There is a lot of nervous buzz today about the national tracking polls. Gallup now gives John McCain a 2-point lead, the first time he has had an advantage of any amount since late May. Rasmussen, meanwhile, has the race converging back into a tie, after having shown Barack Obama ahead by 3 points yesterday.
This
tracking polling will NOT reflect any convention bounce (or its
absence). These polling firms conclude their interviews by mid-evening,
before Michelle Obama's speech and before network coverage of the
convention began. So if there is a response to the events of Monday
night, it will show up in the field on Tuesday, which means that it
will be reflected in polls released on Wednesday. Moreover, our research has concluded that there typically is not any bounce until the third day of the convention. As such, this polling tells us nothing at all about the convention so far.
It
might tell us something about Joe Biden. I tend to agree with the
conventional wisdom that there was liable to be a bit of a near-term
backlash whenever Obama announced his VP choice, provided that the VP
was not Hillary Clinton. The key phrase in there, however, is
"near-term". If Hillary is able to rally her supporters to the
Obama-Biden ticket tonight, there could still be a latent/lagged VP
bounce for Obama that gets rolled up into his convention bounce.
Besides all that, we also have a number of state polls today which generally look pretty decent for Obama.
Yep, Quinnipiac
released its "big three" swing state polling this morning. The results
are literally identical to last month in Pennsylvania, where Obama
leads by the same 49-42 margin, and essentially identical in Ohio,
where Obama's lead is down from 2 points to 1 (although with undecided
and Bob Barr improving). The difference is in Florida, which swung from
a 2-point Obama lead to a 4-point deficit. Obama's investment in the
air wars in Florida does not appear to paying immediate benefits.

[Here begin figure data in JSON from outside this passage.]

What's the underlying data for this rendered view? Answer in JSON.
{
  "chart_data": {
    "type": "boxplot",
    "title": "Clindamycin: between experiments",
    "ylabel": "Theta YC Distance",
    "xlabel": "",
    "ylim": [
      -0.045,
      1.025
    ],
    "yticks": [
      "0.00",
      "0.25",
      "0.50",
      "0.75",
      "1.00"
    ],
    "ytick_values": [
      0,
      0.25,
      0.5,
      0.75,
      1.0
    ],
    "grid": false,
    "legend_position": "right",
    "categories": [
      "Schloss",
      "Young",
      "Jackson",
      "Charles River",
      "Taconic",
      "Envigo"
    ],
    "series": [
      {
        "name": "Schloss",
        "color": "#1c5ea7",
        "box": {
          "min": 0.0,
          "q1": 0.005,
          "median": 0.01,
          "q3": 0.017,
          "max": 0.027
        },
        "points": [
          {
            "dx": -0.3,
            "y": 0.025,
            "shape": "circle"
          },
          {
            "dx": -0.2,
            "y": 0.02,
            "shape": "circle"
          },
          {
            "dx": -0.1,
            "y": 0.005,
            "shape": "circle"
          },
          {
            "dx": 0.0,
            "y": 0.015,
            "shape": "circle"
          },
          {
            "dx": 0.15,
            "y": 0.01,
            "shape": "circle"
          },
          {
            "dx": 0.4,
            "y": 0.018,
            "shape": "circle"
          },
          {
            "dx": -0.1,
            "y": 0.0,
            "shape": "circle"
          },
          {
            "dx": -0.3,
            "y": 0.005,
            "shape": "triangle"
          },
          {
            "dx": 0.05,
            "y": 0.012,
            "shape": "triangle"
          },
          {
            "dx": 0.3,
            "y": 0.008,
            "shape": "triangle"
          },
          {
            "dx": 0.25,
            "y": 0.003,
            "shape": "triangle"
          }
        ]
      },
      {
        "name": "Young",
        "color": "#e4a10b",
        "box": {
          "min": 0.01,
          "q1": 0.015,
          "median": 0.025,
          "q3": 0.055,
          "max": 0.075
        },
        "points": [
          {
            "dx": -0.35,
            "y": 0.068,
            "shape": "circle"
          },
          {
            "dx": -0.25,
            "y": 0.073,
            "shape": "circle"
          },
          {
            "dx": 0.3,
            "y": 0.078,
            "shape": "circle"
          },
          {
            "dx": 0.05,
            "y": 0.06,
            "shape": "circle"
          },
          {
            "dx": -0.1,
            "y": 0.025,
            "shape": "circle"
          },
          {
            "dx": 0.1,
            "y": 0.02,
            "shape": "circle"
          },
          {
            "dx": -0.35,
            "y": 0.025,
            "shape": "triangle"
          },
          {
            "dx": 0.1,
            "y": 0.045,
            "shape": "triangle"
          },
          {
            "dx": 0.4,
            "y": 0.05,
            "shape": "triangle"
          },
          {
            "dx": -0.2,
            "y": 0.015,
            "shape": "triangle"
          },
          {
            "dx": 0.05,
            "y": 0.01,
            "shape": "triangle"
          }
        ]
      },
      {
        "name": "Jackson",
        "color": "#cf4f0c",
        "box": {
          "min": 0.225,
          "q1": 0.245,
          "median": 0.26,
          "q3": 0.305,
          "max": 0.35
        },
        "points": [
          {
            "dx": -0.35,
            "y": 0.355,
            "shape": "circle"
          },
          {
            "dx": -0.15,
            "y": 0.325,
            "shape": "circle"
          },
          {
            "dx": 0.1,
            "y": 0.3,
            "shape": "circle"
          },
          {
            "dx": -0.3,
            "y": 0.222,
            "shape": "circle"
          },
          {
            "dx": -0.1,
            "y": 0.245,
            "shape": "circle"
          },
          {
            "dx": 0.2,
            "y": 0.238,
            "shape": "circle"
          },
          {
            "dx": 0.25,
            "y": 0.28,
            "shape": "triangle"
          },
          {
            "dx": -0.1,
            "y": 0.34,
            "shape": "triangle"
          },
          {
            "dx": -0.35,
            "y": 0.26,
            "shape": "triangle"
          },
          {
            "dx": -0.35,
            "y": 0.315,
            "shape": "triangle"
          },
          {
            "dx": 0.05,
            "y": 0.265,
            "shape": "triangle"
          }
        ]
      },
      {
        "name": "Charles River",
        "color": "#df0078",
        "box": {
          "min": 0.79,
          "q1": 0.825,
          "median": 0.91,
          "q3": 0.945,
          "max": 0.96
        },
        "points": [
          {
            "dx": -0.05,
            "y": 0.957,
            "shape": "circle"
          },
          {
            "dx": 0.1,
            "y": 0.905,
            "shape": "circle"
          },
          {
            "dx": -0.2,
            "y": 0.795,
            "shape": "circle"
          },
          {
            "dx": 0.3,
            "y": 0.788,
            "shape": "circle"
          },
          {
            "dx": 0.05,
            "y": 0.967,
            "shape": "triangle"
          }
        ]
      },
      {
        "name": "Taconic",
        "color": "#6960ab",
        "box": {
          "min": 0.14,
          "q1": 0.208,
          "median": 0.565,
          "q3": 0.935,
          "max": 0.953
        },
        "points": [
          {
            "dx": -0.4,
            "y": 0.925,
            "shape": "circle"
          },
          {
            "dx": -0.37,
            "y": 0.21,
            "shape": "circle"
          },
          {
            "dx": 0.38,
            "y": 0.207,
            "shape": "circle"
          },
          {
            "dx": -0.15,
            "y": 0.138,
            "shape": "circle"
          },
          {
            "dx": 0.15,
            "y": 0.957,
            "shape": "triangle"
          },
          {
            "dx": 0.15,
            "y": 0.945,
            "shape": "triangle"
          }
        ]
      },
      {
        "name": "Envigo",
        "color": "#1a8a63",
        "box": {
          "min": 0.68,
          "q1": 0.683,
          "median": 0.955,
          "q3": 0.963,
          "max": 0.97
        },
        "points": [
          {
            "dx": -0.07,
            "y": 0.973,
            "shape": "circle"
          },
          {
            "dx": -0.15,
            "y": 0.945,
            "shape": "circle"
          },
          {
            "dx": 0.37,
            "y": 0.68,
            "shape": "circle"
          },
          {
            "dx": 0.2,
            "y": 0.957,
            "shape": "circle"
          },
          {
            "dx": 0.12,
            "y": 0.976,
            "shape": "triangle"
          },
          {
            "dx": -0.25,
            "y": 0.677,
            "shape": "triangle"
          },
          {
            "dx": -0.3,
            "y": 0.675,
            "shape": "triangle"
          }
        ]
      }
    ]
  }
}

Still, this result is about where other polling firms had shown
Florida, as Quinnipiac had been a modest outlier before. And that
Obama's lead is holding relatively steady in Pennsyvalnia should
reassure his supporters.
There is also polling out in North Carolina (PPP) and Texas (Rasmussen),
which shows North Carolina and Texas at the same margins they have been
polling at since antiquity, with McCain holding a 10-point lead among
Texans and a 3-point lead among Tarheels.